Auerbach sagte, Steuern, Abgaben und Umlagen seien in diesen Jahr auf ein neues Rekordniveau gestiegen. Allein die Abgabe zur Finanzierung des Ausbaus der erneuerbaren Energien (EEG-Umlage) sei von 6,17 Cent je Kilowattstunden auf 6,35 Cent geklettert. Alle Abgaben und Umlagen lägen um 7,5 Prozent über dem Vorjahresniveau und machten knapp 48 Prozent der Stromrechnung aus. „So kann es nicht weitergehen“, meinte Auerbach zwar, aber er befürchtet, dass der Trend nach oben zumindest so schnell nicht zu stoppen sein wird.

So dürfte zum 1. Januar nächsten Jahres der Stromkunde mit den Kosten der Klima- und Kapazitätsreserve belastet werden. Einige Braunkohlekraftwerke oder Blöcke werden nach und nach für einige Jahre der Notfallreserve zugeführt, die Betreiber erhalten dafür eine Entschädigung, die alle Verbraucher zu zahlen haben. Das erste Kraftwerk bundesweit, das dieser Reserve zugeordnet wird, ist Buschhaus bei Helmstedt. Es gehört zur Mitteldeutschen Braunkohlegesellschaft (Mibrag) in Zeitz.

Steigende Netzentgelte

Weiterer Belastungsposten sind die steigenden Netzentgelte, maßgeblich verursacht durch den Ausbau der Stromleitungen. Der ist erforderlich, da immer mehr Sonnen- und Windkraftanlagen ans Netz angeschlossen werden. Entlastend wirkten sich nach Auerbachs Angaben die niedrigeren Preise für den Strom aus, die sich der führende ostdeutsche Regionalversorger mit einem Vorlauf von bis zu 36 Monaten an der Leipziger Energiebörse beschafft.

Ein Großteil der Stromversorger in der Bundesrepublik hat zum Jahresbeginn die Preise angehoben. Das haben 4,9 Millionen Verbraucher bereits zu spüren bekommen. Im Schnitt lag die Verteuerung bei 2,9 Prozent. Einige wenige haben sogar Reduzierungen vorgenommen. Die Stadtwerke Leipzig halten die Strompreise in der Grundversorgung für Haushaltskunden stabil.

„Die Entwicklung des Strommarktes und unsere nachhaltige Stromeinkaufsstrategie führen zu einer Senkung unserer Beschaffungskosten für Strom“, hatte Johannes Kleinsorg, Geschäftsführer der Stadtwerke Leipzig, bereits vor wenigen Wochen mitgeteilt. Damit habe das Unternehmen die gestiegenen Kosten für Steuern, Abgaben und Umlagen für seine Kunden kompensieren können.

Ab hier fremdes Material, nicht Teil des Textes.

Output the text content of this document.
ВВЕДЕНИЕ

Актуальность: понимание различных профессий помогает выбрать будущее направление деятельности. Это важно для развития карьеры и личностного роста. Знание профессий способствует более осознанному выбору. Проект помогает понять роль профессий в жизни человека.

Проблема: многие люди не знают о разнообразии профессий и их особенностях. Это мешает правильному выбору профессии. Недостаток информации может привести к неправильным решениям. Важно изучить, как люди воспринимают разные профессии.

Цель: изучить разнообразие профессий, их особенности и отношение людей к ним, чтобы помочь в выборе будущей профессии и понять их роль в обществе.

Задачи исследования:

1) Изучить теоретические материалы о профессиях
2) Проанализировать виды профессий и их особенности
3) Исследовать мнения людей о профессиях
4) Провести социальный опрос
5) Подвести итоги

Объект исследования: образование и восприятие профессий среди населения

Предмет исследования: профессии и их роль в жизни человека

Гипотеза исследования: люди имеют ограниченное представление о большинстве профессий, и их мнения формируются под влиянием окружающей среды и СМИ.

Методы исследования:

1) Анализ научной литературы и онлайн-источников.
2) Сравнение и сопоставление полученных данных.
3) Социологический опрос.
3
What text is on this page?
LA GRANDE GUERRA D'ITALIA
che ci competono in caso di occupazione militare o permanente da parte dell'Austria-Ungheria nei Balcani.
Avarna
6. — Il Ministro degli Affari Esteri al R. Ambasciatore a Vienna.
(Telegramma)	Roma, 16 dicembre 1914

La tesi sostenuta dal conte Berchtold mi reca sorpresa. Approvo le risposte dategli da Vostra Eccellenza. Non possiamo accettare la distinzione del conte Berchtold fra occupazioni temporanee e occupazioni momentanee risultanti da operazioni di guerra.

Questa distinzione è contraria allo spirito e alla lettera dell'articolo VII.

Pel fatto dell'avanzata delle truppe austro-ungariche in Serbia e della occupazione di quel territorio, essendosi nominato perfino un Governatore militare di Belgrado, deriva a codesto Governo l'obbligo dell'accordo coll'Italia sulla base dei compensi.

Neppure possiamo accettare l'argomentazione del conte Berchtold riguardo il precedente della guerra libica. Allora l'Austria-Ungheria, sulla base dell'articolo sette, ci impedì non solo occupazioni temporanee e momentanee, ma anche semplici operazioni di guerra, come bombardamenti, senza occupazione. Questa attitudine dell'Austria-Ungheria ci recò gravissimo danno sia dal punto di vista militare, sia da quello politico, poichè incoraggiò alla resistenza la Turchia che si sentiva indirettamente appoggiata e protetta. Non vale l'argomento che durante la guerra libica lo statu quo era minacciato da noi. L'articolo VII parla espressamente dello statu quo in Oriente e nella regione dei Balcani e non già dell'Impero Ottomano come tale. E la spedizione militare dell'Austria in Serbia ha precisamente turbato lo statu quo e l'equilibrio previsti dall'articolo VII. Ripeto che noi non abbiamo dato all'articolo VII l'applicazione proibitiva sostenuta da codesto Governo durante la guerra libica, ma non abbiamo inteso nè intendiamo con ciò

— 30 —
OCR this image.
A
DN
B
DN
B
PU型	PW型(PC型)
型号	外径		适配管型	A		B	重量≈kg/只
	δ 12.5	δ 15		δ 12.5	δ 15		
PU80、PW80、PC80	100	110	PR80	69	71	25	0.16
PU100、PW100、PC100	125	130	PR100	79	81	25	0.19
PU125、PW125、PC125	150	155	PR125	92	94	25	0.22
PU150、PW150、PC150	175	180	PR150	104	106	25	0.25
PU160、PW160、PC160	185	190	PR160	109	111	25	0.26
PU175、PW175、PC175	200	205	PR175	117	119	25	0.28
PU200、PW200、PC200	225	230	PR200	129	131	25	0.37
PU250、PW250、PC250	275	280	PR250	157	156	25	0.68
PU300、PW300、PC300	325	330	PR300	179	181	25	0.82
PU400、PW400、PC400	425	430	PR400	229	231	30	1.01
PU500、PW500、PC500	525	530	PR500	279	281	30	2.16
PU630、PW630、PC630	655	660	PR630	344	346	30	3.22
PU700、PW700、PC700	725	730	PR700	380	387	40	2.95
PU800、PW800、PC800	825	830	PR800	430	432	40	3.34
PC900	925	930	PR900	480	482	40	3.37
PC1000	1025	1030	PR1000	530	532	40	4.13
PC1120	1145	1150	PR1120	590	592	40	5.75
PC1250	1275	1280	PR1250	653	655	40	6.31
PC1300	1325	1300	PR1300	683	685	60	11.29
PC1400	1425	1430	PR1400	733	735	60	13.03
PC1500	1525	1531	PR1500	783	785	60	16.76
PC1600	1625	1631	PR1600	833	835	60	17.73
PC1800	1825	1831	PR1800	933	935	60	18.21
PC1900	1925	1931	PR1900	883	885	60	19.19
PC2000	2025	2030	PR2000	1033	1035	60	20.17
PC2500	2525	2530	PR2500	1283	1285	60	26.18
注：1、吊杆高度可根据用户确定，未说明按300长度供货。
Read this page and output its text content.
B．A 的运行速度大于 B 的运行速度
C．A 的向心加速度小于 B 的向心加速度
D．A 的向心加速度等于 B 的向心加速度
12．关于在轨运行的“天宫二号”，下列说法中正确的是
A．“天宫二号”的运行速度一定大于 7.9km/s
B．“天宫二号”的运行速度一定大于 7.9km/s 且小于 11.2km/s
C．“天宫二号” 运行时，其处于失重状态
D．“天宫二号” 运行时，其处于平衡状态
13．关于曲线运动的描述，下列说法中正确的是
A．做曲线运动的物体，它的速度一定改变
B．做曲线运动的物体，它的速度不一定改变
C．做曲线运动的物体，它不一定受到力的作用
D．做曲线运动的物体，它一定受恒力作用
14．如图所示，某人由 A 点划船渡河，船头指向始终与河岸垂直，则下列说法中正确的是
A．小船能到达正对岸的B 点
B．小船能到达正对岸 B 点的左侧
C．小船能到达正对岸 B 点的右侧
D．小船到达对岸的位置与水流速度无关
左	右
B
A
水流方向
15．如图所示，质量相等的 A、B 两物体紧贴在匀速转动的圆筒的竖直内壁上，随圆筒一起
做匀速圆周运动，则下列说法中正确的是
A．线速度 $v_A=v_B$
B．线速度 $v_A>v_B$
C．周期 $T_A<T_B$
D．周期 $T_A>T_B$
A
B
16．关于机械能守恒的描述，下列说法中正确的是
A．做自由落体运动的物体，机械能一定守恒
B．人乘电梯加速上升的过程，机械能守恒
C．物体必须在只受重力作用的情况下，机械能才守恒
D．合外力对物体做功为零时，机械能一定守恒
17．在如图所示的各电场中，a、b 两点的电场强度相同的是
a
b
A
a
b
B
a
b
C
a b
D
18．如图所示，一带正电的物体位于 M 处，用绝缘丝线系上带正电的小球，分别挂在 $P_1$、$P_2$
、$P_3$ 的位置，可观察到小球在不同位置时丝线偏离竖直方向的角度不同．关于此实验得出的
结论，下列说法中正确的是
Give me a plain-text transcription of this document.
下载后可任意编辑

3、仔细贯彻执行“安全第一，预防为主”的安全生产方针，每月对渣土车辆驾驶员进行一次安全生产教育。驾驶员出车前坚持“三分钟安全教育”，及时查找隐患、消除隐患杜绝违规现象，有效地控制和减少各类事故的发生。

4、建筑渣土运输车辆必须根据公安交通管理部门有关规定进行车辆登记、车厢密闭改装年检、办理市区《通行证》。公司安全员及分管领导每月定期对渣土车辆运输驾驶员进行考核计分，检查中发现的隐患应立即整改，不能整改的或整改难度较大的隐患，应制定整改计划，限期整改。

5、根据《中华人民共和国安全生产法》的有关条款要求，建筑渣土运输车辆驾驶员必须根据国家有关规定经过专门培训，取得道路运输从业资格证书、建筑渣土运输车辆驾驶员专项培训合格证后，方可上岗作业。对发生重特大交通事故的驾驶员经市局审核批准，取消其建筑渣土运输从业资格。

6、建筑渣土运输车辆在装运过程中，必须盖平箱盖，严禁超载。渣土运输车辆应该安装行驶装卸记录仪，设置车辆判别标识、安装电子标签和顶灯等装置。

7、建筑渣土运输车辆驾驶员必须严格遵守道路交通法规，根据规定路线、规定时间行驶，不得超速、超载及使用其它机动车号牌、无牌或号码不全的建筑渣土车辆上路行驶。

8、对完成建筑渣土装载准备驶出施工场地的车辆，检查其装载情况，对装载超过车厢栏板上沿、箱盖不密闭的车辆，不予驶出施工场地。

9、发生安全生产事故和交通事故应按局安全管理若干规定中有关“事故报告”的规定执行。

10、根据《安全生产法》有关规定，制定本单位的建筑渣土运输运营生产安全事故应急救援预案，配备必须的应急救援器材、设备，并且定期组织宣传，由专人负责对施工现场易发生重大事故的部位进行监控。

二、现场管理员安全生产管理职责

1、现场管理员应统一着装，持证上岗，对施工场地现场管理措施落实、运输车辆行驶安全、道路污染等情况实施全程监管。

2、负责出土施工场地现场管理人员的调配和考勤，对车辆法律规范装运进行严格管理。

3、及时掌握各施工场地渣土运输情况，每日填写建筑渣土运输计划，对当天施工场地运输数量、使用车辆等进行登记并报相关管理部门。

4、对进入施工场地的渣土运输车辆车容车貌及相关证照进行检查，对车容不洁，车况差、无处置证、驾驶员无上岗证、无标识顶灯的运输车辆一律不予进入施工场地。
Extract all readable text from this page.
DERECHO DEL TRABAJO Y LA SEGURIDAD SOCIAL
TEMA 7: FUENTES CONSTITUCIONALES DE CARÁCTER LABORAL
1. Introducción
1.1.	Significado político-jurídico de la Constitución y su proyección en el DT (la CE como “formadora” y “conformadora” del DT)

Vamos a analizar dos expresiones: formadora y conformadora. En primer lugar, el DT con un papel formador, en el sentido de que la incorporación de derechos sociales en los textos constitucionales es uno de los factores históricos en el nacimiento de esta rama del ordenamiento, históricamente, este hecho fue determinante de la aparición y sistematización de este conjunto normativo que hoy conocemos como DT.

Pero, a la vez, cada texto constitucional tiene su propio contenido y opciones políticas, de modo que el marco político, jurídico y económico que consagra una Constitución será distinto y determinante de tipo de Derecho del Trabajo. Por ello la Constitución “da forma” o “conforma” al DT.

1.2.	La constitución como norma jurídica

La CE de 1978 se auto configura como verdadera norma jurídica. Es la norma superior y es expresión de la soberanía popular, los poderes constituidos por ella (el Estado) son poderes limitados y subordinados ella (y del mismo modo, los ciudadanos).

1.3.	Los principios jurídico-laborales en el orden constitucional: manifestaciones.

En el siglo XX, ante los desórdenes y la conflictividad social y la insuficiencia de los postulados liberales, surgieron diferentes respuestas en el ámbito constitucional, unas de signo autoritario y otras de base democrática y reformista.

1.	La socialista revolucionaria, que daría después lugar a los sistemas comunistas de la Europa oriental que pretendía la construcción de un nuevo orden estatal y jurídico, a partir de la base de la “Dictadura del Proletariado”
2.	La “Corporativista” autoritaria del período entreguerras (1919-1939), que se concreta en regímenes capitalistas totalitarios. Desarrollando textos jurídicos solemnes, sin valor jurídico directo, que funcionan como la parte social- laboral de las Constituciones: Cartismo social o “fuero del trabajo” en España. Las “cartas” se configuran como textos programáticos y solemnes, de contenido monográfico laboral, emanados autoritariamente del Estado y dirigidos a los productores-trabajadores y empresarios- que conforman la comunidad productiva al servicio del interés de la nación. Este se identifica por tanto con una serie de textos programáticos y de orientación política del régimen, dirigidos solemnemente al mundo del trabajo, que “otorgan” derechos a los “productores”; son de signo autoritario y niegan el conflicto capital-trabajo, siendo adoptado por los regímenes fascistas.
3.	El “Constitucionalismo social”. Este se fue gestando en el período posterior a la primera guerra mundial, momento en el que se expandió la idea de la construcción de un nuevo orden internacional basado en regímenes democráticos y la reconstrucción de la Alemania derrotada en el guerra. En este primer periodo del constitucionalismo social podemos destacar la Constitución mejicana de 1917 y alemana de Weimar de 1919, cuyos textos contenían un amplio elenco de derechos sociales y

Auch die Stadtwerke Dresden (Drewag) planen keine Anhebung. „Unsere Strompreise bleiben in allen Tarifen 2016 stabil“, so Unternehmenssprecherin Gerlind Ostmann. Auf der einen Seite könne Strom günstiger eingekauft werden. Auf der anderen Seite seien die Netznutzungsentgelte gestiegen. Auch die staatlichen Umlagen hätten sich erhöht.